“Ang sapa basta saba, mabaw”

“Ang sapa basta hilom, lawom.”

 

In the Bisaya expression, the former is the notion we sought to say for ‘nailed promises’ of a politician, to quote those infamous ‘keyboard warriors’ we irk in social media, or to those ‘all talk and no bite’ foe we often encounter in life.

 

While the latter tells the other side of the coin; a man of few words to say the least, or maybe that one quiet friend in your circle — who knows who? Perhaps, this metaphor also reflects our present circumstances, resonating in the near-at-hand we often confront within ourselves. In line is a forewarning of complexities beyond what we think of

 

Like sapa or ‘river’, family dysfunction manifests in both visible and concealed ways; some are messed up that everyone can see the rippling current across the surface, while others are better at hiding it, and unless you’re in the same stream, there’s still riptides that you can’t see.

 

Sadly, it goes on from one generation to another: grappling with toxic parents and ‘enabler’ relatives while enforcing their demarcated idea of success in what nots that gratify our value to them.

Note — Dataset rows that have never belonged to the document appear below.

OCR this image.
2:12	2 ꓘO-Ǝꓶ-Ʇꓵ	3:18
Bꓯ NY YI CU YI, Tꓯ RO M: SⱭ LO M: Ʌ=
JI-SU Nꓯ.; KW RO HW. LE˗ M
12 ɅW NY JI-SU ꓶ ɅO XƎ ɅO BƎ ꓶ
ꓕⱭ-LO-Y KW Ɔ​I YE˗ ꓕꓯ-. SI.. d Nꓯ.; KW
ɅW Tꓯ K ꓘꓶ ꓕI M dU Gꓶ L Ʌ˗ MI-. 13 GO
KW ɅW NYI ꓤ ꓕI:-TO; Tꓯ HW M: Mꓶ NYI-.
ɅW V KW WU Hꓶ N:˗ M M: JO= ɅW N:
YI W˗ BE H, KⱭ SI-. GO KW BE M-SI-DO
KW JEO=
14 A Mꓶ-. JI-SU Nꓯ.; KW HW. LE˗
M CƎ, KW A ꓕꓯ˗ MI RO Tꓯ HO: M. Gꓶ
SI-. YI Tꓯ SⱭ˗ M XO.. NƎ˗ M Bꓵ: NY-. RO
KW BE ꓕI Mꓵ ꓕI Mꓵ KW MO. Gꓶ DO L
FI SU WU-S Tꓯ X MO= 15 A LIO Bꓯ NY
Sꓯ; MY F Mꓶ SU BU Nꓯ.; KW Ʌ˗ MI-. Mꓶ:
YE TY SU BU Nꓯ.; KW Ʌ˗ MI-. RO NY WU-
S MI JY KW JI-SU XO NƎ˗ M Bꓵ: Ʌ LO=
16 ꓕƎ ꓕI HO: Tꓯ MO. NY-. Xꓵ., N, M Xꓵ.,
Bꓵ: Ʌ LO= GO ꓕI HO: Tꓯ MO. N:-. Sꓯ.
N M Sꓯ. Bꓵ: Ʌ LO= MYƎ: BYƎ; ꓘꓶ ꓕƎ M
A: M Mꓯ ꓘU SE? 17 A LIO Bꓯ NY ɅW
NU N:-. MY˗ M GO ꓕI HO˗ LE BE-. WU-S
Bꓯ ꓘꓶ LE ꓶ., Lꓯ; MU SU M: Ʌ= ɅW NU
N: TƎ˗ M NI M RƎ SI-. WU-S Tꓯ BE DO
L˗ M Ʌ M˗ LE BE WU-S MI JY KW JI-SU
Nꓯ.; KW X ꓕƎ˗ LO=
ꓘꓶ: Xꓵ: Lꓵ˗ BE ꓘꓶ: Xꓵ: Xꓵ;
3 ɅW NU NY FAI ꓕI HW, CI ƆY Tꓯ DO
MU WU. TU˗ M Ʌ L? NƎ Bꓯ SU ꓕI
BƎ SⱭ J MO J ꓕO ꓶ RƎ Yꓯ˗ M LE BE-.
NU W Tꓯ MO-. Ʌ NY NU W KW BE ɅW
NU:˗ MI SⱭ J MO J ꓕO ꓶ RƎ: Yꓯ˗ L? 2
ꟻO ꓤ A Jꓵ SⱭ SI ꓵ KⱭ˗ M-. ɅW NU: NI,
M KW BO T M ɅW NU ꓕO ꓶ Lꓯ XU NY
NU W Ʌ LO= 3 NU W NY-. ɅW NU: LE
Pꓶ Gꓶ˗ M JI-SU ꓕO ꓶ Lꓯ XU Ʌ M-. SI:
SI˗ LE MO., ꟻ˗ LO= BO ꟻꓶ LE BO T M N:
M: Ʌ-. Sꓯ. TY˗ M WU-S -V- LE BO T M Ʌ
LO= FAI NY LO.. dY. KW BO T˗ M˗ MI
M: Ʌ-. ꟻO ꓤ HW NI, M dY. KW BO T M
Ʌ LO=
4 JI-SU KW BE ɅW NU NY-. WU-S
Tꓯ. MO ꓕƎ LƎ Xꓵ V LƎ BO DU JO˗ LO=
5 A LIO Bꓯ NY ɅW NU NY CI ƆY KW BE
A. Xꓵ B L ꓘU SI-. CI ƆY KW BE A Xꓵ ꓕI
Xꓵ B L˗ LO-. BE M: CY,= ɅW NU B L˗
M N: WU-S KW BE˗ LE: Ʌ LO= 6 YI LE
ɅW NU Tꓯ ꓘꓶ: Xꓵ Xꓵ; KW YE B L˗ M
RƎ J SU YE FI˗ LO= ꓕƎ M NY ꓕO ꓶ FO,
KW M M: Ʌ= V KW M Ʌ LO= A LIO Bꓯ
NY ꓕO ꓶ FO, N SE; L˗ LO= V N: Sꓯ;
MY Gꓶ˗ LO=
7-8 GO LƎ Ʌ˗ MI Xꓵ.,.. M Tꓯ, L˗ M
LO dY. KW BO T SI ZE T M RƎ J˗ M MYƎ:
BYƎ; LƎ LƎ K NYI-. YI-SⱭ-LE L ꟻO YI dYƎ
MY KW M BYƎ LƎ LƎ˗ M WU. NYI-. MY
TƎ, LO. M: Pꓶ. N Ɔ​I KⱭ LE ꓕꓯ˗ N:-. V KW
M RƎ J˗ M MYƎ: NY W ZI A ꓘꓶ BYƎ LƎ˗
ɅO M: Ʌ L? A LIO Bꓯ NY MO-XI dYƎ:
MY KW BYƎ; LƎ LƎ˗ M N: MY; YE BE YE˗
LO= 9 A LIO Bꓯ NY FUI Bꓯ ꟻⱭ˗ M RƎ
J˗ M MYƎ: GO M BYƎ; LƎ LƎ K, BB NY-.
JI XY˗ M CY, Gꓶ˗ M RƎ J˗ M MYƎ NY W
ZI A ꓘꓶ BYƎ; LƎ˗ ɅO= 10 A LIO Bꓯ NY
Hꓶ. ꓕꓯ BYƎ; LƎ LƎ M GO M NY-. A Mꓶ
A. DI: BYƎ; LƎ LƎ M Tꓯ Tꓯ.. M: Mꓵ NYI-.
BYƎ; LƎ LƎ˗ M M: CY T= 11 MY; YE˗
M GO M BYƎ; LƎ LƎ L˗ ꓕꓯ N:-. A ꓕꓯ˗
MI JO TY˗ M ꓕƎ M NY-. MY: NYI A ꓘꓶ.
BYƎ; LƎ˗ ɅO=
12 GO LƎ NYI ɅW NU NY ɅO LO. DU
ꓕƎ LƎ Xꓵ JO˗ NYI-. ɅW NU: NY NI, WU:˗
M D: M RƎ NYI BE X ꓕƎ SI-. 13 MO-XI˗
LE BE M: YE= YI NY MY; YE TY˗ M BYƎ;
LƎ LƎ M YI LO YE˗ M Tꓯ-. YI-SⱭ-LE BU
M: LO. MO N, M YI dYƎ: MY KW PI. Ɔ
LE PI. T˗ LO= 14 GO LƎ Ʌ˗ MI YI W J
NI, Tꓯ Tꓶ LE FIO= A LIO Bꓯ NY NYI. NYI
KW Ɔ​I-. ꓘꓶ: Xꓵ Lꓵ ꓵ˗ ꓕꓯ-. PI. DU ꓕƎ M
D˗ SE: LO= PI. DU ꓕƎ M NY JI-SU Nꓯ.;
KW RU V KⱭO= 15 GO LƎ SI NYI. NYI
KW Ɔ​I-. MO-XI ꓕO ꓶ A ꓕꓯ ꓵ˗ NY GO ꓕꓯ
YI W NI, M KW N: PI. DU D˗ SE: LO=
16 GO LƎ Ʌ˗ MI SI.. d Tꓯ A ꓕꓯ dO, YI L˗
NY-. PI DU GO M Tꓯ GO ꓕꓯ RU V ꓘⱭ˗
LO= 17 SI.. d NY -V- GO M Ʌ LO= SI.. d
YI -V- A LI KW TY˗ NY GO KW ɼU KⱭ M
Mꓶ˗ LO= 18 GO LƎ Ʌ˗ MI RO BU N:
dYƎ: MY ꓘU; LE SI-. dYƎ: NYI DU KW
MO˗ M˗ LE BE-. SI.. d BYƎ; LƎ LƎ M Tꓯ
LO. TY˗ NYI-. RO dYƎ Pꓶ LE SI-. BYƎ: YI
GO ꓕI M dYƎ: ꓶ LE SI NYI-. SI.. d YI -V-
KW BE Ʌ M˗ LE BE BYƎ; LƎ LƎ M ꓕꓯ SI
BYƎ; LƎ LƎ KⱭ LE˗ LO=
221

They throw rock-hard expectations but it will ruffle their feathers when you begin to rebel from them. Since then, we have been the children who are forced to create our own wealth as we have nowhere to inherit it. Or we have been scions for their deferred dreams. 

 

Yet from time to time, people with these parental figures; they grow to the idea that love and manipulation are coexisting, and that love is the need to understand and solely accept this even if it is inflicting our pain and misery. It is as if we are chained into thinking that we are under obligation to fill up potholes of their life by working to satisfy their expectations without even asking ourselves– was their pursuit really aligned with my genuine desires? Whose life am I really living? And oftentimes, this generational ill causes post-traumatic response, and some are sadly– left unhealed. 

 

But, one thing I learned from our generation, we may be branded as “balat sibuyas”, “entitled”, and “OA”; we learned to recognize and acknowledge trauma, and we are slowly healing ourselves through our own ways. 

 

I have so much hope that we will gradually teach ourselves to be braver so when in difficult conversations, we can learn not to suppress our emotions and realize what harm might their actions bring—even if they are your family. And, one day, we will fully understand that even if they are family, their abusive patterns should not be excused. For a long time, the “family” card has been bruisedly used to get away with anything, but I hope that in this generation this card finally declines. 

 

Be healed so that it won’t even matter if they will or they will not seek your forgiveness—maybe that’s the best kind of potion we can spill for us, and for the coming generations. This chain of generational trauma ends with us. To unsubscribe from their notions. To set free. For you. You owe it to yourself.

 

Needless to say, may we embrace lessons and gradually learn self-love, offering a potion for personal growth even in our life’s complexities. I too, had so longed for these people and for the times when their child wouldn’t carry such heavy baggage from the places they’ll consider as ‘home’.